Haberleşme madde fiyatlarında ortalama değişim yüzde 0,49’luk bir artış olarak yansıdı. Ulaşım madde fiyatlarında yüzde 0,46’lık bir artış olduğu belirlendi. Eğitim-kültür madde fiyatlarında da yüzde 0,98’lik bir artış oldu.
TÜRK-İŞ: GIDA ENFLASYONU %20 OLDU
“Gıda fiyatlarında geçen yılın sonunda başlayan artış eğilimi ilerleyen aylarda yükselerek devam etti ve yüzde 20 bandına ulaştı.
Türkiye İşçi Sendikaları Konfederasyonu (Türk-İş)’in “açlık ve yoksulluk sınırı” araştırmasına göre Kasım ayında 4 kişilik bir ailenin sağlıklı, dengeli ve yeterli beslenebilmesi için yapması gereken aylık gıda harcaması tutarı (açlık sınırı) 2.516,67 lira oldu.
Aynı araştırmaya göre gıda enflasyonunun artış oranı ise son on iki ay itibariyle yüzde 19,68 olarak gerçekleşti.
HAKSİAD’IN MAKUL ÖNERİSİ
Hak ve Sanayici İş Adamları Derneği (HAKSİAD) Yönetim Kurulu Başkanı İhsan Yüce geçenlerde güzel bir noktaya temas etti. Yüce " Asgari ücret belirlenirken toplumun tüm kesimleri rahatlatılmalı" dedi. Yani burada sadece işçiyi değil işvereni de düşünmek gerekiyor. İşveren zayıflar veya zarar görürse bu da doğru değil elbette. O zaman da işsizlik canavarı hortlamaya başlar.

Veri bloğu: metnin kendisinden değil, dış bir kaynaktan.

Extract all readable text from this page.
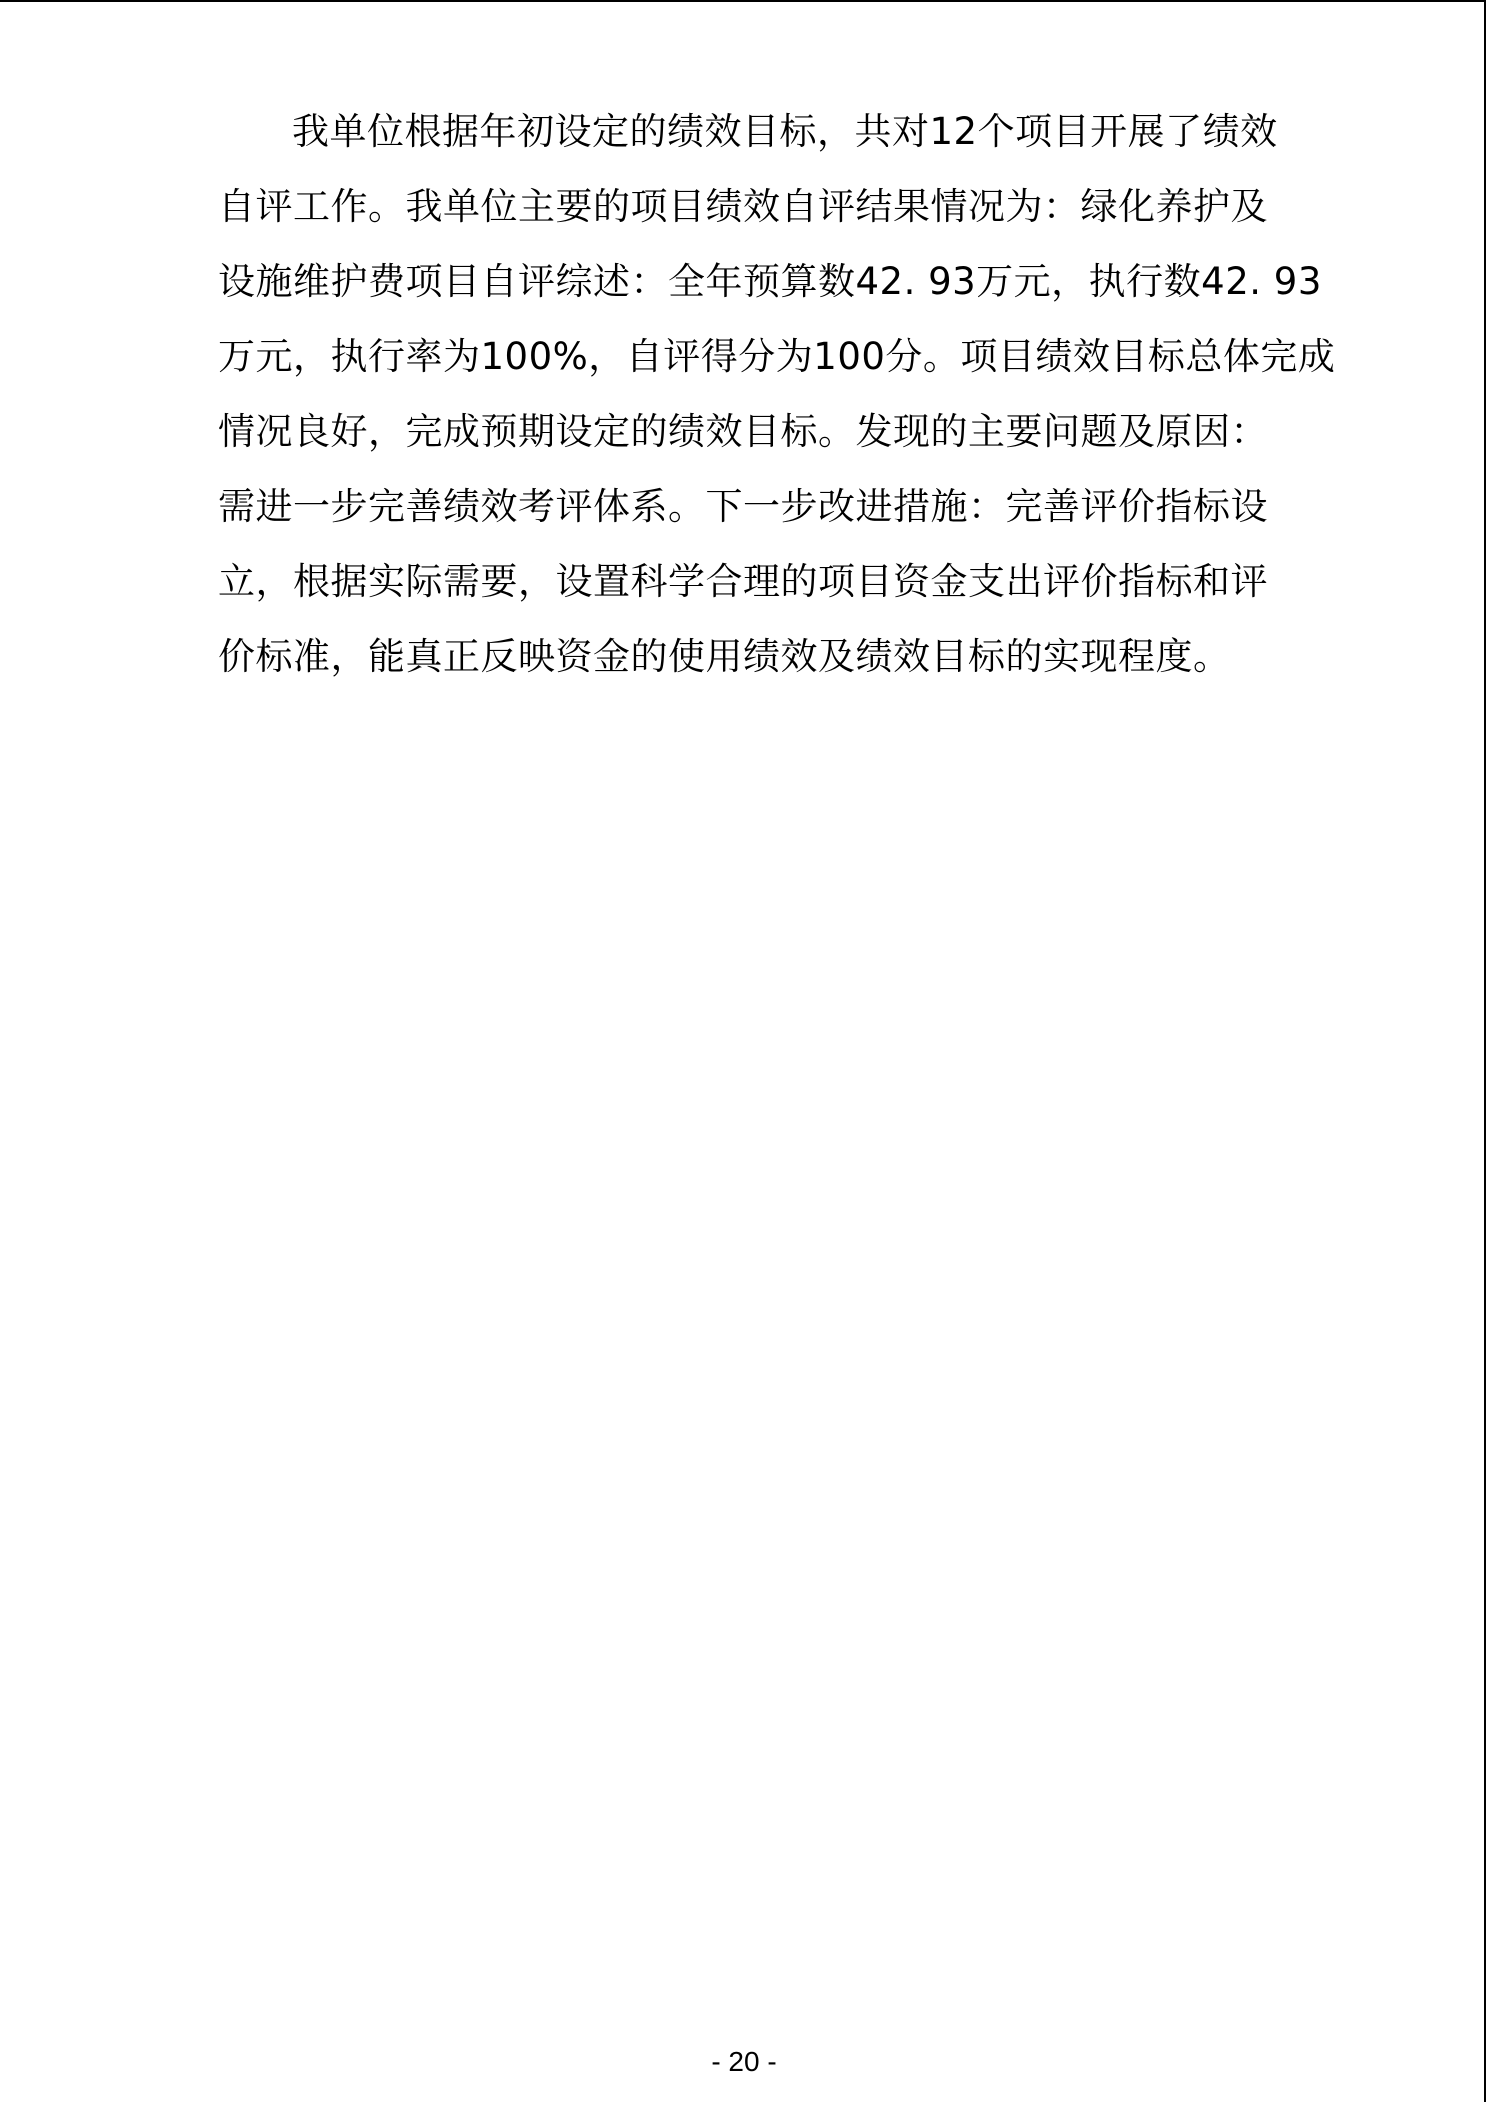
我单位根据年初设定的绩效目标，共对12个项目开展了绩效
自评工作。我单位主要的项目绩效自评结果情况为：绿化养护及
设施维护费项目自评综述：全年预算数42. 93万元，执行数42. 93
万元，执行率为100%，自评得分为100分。项目绩效目标总体完成
情况良好，完成预期设定的绩效目标。发现的主要问题及原因：
需进一步完善绩效考评体系。下一步改进措施：完善评价指标设
立，根据实际需要，设置科学合理的项目资金支出评价指标和评
价标准，能真正反映资金的使用绩效及绩效目标的实现程度。
- 20 -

Buna çare olarak da Yüce şöyle demişti: "Asgari ücret artışında fedakarlıkta bulunup işverene çeşitli teşviklerde bulunması vergi ve SGK gibi benzeri alanlarda indirime gitmesi hatta gerekirse almaması. Devletin işçiden dolayı işverenden aldığını işçiye yansıtmasını bekliyoruz. Bu uygulama olursa hem tarafları memnun edecek hem de piyasaları rahatlatacaktır. Aynı zamanda ekonomi de canlanacaktır."
SONUÇ: “VATANDAŞ BATARSA HERKES BATAR!”
Sözlerimin sonunda şunu ifade etmek istiyorum demek ki gerçekten de “her şey zamlandı asgari ücret eridi” ve bu noktada tarafların makul açıklamaları var. Asgari ücret meselesi ocak üstündeki sacın ayakları gibi hassas: işçi ayağı var, işveren ayağı var ve devlet ayağı var. Bu ayakların hiçbirisi zarar görmemeli. Fakat ocaktaki bu sacın en önemli ayağı işçi kesimidir, yani millettir, yani vatandaştır. Vatandaşın bu kritik pandemi sürecinde geçimi zar-zor da olsa temin edilemezse ocağın üstündeki sac yıkılır sonuçta “vatandaş batarsa herkes batar!”